For the better part of an hour, the five justices heard arguments in F. John Rogers, et al. v. Angela Martin, et al. The case dates back to May 8, 2010, when Angela Martin hosted a party for her then-fiance Brian Brothers at the home they both lived in, in Allen County.
Later that night, Brothers got into an altercation with guests Jerry Chambers and Paul Michalik. Chambers was injured and Michalik later died.
A civil lawsuit was filed against Martin and Brothers that claimed Martin was responsible for "furnishing" alcohol to Brothers and that she should have done something to help the injured guests.
The Allen County Superior Court granted summary judgment in Martin's favor.
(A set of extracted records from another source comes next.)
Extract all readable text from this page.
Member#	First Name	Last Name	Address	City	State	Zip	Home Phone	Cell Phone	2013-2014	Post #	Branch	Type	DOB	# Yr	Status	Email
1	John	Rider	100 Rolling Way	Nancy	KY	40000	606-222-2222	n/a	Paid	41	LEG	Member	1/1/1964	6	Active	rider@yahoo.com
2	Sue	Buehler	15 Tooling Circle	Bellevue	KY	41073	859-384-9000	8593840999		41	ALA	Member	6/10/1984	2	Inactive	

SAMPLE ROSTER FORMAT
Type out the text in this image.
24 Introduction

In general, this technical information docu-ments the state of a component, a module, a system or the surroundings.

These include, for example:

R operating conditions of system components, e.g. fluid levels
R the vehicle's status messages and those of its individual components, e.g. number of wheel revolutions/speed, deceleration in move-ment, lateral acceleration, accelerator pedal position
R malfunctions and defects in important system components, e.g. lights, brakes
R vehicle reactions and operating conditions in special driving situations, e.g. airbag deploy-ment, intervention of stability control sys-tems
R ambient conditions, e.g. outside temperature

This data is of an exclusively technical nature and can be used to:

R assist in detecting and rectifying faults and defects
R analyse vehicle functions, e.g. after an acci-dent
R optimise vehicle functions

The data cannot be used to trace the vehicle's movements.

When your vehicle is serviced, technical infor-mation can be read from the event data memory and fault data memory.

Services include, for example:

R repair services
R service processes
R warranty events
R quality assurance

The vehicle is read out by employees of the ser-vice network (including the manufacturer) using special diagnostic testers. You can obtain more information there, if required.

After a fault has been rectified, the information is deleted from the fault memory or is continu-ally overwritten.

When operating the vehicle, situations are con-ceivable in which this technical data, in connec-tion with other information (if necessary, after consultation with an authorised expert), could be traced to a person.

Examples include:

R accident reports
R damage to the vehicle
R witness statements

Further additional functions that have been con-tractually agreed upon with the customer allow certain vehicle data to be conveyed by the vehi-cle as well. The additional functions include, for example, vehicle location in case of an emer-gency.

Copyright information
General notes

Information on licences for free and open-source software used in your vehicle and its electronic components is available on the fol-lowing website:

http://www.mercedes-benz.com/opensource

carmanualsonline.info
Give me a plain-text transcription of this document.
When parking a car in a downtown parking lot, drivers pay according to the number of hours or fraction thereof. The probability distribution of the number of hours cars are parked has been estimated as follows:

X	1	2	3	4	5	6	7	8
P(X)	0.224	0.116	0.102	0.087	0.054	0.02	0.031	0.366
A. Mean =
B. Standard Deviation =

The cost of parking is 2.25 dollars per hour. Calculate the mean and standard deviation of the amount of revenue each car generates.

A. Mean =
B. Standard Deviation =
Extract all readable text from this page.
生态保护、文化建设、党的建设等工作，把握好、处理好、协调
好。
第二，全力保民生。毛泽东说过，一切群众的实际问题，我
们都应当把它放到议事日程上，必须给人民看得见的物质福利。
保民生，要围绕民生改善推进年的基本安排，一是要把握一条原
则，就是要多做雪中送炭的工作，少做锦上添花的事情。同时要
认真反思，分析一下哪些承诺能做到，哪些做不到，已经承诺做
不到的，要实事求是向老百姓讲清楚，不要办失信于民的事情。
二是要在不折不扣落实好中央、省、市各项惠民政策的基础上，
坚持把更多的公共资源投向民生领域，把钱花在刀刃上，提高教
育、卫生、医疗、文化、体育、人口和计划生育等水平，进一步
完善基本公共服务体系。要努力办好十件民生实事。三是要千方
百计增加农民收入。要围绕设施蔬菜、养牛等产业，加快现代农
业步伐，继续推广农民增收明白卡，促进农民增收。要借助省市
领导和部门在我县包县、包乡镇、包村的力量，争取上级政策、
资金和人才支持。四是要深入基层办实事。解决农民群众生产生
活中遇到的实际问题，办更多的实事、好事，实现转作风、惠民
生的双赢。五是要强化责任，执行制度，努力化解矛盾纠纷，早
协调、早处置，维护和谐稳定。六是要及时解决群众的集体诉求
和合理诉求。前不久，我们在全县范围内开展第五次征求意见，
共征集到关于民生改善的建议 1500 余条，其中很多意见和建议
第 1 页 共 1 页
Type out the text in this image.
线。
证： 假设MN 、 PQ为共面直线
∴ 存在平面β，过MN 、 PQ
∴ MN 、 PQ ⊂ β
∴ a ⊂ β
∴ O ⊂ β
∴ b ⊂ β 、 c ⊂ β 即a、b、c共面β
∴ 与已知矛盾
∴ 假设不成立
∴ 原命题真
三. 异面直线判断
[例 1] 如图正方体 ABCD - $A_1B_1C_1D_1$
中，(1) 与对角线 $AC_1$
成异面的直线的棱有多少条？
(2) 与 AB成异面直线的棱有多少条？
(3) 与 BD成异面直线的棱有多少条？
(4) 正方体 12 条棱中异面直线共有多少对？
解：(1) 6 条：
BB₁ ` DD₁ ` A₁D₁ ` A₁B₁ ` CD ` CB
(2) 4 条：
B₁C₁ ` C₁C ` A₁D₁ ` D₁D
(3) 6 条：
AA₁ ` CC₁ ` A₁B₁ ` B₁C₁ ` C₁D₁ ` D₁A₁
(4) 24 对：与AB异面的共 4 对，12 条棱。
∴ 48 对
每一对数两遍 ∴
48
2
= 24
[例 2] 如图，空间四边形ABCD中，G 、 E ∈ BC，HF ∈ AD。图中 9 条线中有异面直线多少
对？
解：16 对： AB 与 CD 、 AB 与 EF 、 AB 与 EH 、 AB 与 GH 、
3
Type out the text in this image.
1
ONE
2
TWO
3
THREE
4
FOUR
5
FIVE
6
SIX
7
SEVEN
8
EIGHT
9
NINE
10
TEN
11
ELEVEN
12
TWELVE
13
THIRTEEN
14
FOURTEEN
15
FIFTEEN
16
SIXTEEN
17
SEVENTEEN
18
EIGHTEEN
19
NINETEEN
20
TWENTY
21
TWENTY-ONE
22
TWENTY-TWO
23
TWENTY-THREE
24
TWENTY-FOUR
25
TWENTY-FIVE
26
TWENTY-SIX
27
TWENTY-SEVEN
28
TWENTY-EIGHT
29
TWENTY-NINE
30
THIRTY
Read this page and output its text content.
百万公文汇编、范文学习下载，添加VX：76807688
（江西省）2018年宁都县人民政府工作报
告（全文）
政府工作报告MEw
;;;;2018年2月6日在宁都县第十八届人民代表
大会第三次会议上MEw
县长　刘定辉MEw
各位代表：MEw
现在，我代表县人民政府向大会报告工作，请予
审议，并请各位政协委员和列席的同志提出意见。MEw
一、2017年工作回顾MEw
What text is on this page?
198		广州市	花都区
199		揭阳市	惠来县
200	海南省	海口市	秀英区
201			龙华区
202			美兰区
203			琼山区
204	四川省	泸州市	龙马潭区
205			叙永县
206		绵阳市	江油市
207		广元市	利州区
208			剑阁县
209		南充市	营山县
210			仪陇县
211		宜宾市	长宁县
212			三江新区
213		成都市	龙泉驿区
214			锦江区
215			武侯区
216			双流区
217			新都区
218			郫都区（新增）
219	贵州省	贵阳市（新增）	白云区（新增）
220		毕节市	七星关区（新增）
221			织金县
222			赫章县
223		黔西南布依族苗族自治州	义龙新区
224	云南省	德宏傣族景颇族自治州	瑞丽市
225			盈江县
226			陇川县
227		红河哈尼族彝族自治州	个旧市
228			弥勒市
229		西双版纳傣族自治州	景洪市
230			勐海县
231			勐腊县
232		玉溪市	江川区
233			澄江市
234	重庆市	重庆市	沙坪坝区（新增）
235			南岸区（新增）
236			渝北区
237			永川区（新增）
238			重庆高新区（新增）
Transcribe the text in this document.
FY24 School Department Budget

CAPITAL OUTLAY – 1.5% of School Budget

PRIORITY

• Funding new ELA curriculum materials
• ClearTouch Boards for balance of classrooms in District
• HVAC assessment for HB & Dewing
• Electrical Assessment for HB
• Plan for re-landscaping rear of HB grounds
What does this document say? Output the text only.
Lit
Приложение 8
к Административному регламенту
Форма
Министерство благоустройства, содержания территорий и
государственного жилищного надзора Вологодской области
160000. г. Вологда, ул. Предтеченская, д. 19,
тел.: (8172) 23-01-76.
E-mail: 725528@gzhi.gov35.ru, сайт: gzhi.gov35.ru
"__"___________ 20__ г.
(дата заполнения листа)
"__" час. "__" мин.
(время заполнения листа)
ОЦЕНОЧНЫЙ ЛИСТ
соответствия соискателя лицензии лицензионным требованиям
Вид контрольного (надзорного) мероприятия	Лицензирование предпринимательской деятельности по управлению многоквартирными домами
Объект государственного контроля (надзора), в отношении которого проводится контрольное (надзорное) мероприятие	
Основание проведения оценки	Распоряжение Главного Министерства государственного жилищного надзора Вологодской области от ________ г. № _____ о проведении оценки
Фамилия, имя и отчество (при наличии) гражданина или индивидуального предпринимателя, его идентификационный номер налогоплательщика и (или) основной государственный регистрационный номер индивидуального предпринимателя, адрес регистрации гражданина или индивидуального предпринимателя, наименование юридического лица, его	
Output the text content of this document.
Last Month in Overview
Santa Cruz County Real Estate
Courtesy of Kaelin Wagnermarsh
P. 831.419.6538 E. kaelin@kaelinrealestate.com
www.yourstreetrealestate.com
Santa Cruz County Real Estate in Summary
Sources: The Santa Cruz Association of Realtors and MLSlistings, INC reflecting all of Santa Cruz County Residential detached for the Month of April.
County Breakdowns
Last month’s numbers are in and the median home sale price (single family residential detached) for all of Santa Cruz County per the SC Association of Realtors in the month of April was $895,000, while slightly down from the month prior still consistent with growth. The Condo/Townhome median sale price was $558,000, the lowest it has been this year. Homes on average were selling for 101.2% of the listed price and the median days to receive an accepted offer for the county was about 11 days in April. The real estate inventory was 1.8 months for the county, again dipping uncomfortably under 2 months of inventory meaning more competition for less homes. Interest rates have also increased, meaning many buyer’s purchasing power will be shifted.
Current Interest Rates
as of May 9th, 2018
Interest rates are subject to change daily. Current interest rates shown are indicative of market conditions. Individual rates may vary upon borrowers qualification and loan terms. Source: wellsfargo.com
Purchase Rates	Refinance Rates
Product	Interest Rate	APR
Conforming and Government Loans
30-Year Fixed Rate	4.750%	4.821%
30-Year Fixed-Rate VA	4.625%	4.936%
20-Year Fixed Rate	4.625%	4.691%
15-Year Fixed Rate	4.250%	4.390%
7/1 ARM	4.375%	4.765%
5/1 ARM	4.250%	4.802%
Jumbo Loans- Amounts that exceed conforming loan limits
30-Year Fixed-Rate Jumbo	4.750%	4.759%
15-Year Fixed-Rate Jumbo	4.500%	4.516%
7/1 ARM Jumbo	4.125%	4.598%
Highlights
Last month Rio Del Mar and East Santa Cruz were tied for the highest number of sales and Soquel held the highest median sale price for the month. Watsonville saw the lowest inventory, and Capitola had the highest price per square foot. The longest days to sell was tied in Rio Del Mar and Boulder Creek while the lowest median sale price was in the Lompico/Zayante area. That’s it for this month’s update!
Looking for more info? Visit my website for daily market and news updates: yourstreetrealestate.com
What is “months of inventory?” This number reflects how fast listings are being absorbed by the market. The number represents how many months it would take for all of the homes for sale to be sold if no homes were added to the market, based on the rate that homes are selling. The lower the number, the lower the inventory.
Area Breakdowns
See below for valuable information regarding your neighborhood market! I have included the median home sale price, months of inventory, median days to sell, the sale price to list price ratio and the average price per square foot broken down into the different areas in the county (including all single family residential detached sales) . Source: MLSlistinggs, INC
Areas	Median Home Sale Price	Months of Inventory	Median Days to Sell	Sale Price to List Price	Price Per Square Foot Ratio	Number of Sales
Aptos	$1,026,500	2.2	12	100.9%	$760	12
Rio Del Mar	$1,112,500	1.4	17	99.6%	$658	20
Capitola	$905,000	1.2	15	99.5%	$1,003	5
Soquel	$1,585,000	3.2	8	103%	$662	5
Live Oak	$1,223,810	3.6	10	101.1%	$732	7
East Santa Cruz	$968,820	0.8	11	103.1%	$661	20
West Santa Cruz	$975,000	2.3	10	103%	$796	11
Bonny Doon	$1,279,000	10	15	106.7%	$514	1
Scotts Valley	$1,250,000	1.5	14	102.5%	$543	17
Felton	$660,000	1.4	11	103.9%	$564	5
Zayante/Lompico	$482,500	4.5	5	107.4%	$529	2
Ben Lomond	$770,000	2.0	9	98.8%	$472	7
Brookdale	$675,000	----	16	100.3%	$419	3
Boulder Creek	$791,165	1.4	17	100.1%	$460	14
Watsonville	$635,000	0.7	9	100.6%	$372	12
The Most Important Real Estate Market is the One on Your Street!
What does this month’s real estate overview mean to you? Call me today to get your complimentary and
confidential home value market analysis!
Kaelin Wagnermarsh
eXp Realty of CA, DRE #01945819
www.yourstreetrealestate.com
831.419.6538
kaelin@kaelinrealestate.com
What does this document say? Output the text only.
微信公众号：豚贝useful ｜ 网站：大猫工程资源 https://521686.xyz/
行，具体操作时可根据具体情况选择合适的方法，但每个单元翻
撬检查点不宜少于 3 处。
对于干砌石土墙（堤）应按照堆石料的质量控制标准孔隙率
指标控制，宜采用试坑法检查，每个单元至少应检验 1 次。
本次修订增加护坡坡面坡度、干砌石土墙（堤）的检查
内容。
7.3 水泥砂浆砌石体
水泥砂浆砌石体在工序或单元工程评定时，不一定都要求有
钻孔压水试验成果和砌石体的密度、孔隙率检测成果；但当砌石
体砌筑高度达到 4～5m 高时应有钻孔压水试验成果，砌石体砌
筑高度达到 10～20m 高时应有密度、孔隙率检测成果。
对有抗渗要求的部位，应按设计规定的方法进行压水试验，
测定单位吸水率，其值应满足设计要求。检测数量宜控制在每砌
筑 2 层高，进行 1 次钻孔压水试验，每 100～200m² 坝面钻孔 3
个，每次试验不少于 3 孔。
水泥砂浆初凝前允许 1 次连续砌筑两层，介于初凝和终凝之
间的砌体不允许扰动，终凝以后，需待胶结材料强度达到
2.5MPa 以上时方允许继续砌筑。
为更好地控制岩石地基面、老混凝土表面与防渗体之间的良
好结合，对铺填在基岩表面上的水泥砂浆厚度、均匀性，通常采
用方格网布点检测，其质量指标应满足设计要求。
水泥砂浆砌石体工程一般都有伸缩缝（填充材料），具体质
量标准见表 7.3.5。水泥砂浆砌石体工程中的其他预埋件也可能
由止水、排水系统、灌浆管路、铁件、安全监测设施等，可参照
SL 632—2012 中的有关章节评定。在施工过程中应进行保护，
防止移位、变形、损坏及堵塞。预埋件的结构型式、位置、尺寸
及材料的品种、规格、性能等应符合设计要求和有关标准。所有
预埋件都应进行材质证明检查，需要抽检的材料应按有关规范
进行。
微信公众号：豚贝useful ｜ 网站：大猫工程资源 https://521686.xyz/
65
The case was then appealed in the Indiana Court of Appeals. That court reversed the trial court's decision and the case was handed over to the Indiana Supreme Court.
On Wednesday, counsel for both parties made their cases and answered the justices' questions. Chief Justice Loretta Rush handed the proceedings over to Dickson after noting that he is the second-longest serving justice in Indiana history. The first was Isaac Blackford, who sat in the very same room in the 1800s.
"The oral argument was real, it involved real people, and for me the concerns were: What is this case about, what are the legal issues and how does it affect the lives of these people involved," Dickson said.
For about 20 minutes, attorney Andrew Teel argued that Martin was in fact obligated to provide care to the injured party guests and that she was responsible for providing the alcohol.
Attorney Jane Malloy then argued on behalf of Martin, and Teel had time to respond. The arguments were broadcast live and will be available to watch on the high court's website.
Dickson said if the justices don't make a decision and write an opinion by April 29 — his last day as a justice — he won't be involved in the decision making. In that case, either his successor will take over or the decision will be made with four justices.
Rush and Dickson noted that the case was well-argued. For Malloy, who represents Martin, the proceedings were notable for another reason: It was the first time she argued in front of the Supreme Court.
"So yes, it was quite an experience," Malloy said. "I've been practicing law for 30 years and I would have to say this is the highlight of my career."
After the oral arguments, everyone gathered around the town square and mingled with actors dressed in 1800s attire. Next to the Harrison County courthouse, an historic marker waited to be unveiled.
The marker commemorates Polly Strong, a slave who won her freedom through the Indiana Supreme Court in 1820, years after the state's constitution prohibited slavery. Rush said the case is one of her favorites in Indiana history.
Eunice Trotter said marking Strong's story is important in acknowledging Indiana's place in history. Trotter is the great, great, great granddaughter of Mary Clark, an Indiana woman who also won her freedom through the court in 1821.
"This is absolutely very significant that the state recognizes its role in slavery by honoring the woman who led the battle to end it," Trotter said.
She said many people don't know how prominent slavery was in Indiana, and in Corydon. She hopes people recognize the contributions of black Hoosiers and remember Strong's story.
"I think in Indiana as a whole the contributions of African-Americans pretty much have been . downplayed, you don't hear much," Trotter said. "In the state, this part of the state, is where most African-Americans lived and they worked, they built infrastructure here that everyone benefited from."
It's the kind of history that brought people to Corydon on Wednesday. Hammock said bicentennial celebrations will return to the town in September for part of a torch relay.
"If you like history and (have) a love of Indiana, it's a place everybody should come," Hammock said. "Everybody in Indiana should be here at least once and see this place."